When humans come to a new area it always changes the local ecology. The real question is the change good or bad or just a change. Today the North and South Islands of New Zealand are some of the most beautiful places on earth. I do not think humans hurt it unless one thinks anything humans do to change the environment is evil.
Case in point is the United Kingdom. Four thousand years ago it was forests with a few tribal areas. It was mostly untouched by the hand of man. Today it is a vibrant nation and the landscape has little resemblance to 4000 years ago. This is not bad, it is simply change.

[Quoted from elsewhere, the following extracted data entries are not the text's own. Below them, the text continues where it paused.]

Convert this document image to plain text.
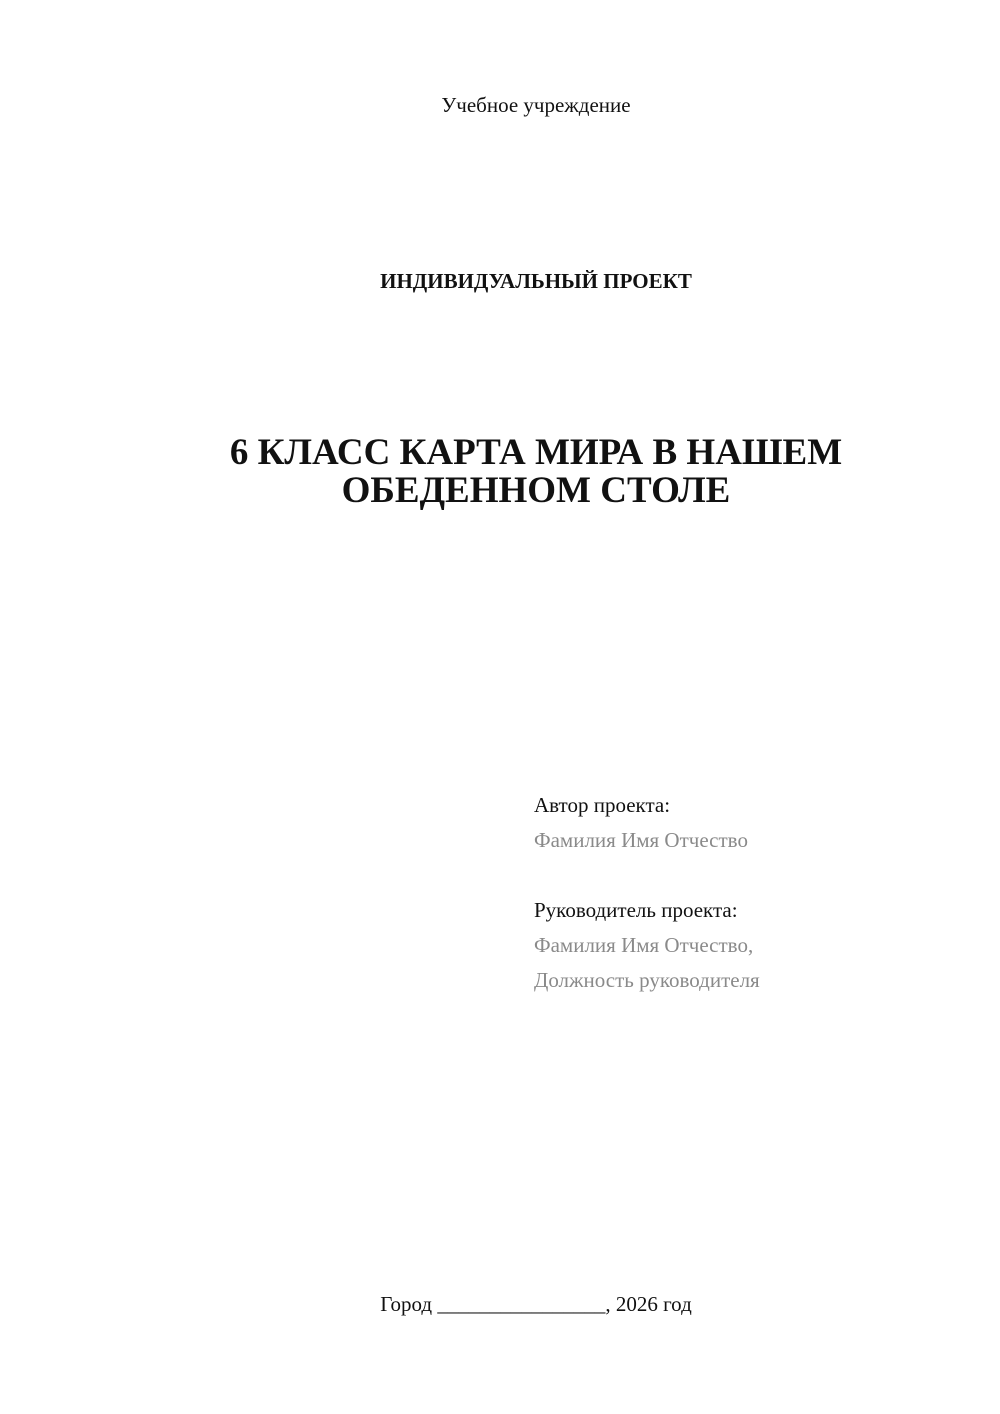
Учебное учреждение
ИНДИВИДУАЛЬНЫЙ ПРОЕКТ
6 КЛАСС КАРТА МИРА В НАШЕМ
ОБЕДЕННОМ СТОЛЕ
Автор проекта:
Фамилия Имя Отчество
Руководитель проекта:
Фамилия Имя Отчество,
Должность руководителя
Город ________________, 2026 год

I love watching the Time Team episodes on YouTube, they go to areas that look a lot like my own local landscape, and just as rural, yet I know that the population density is much higher there. OTOH, we don't have Roman roads across the terrain, and mosaics just under the grass. A little jealous.
Also, once in a while, those fecal sterols get flushed. :^)
Time Team Special 51 (2013) - Britain’s Stone Age Tsunami
https://www.youtube.com/watch?v=3EPNZWBk7i8
Tsunamis in the Alps? A killer wave slammed medieval Geneva, a new study says... [500 A.D.]
http://www.freerepublic.com/focus/chat/2953567/posts
In the same way, the Brazilian rain forest was once a vibrant human landscape of canals, farms, and fertile fields.
When most of the native Americans died off from Eurasian diseases (not done by Europeans on purpose), the land went back to jungle.